ABSTRACT

Within the last few years, we have witnessed the rapid appearance of the concept of social capital in public health discourse. Before 1995, there was only one reference to the term ‘social capital’ in the Medline database and that was in regard to so-called ‘family social capital’ and its effect on educational and occupational aspirations (Marjoribanks 1999).
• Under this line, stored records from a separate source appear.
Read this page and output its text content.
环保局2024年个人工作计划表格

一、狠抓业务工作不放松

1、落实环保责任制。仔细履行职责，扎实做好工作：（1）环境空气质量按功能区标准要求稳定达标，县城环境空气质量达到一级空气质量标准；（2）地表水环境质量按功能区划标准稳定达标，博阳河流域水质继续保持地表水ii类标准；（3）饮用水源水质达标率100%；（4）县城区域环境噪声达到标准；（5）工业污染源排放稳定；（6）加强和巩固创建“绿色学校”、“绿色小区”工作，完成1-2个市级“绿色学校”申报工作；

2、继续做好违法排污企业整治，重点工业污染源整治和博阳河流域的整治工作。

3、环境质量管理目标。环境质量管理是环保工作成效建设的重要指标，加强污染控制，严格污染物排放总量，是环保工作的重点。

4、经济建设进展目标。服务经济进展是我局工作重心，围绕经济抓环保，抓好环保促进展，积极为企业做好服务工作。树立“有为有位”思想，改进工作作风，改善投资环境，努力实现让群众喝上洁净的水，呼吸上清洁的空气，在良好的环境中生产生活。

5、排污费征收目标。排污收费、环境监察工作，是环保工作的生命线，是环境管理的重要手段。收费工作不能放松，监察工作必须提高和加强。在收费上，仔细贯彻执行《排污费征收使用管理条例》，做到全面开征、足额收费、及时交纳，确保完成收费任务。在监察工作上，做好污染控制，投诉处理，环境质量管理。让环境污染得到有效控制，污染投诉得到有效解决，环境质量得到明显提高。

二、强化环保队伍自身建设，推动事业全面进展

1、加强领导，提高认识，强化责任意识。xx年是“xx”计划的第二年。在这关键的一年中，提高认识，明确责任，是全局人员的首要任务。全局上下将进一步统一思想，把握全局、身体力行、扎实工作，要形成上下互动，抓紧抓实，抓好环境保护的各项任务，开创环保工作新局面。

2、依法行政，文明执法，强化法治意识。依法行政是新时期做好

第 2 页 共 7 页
Though the basic ideas encapsulated in the current use of social capital can be traced to the origins of classical sociology and political science, the appearance of the term itself in the mid-1990s was largely stimulated by Robert Putnam’s work on civic participation and its effect on local governance (Putnam et al. 1993). He popularised this thesis by discussing the decline of social capital using the metaphor that America was ‘Bowling alone’ (Putnam 1995a) – a powerful image that propelled Putnam to an audience with President Clinton to discuss the fraying of the social fabric in America. Since then, the concept of social capital has also appeared in other fields, such as sociology (Portes 1998) and development economics (Grootaert 1997; Ostrom 1999). In these fields, there has been a good deal of debate about the definition, operationalisation, and the theoretical and practical utility of the concept for improving human welfare, especially in regard to alleviating poverty and stimulating economic growth in less industrialised countries (Collier 1998; Knack and Keefer 1997). Despite all this activity, one of the leading scholars in this field, Michael Woolcock, has argued that the concept of social capital ‘risks trying to explain too much with too little’ (Woolcock 1998: 155).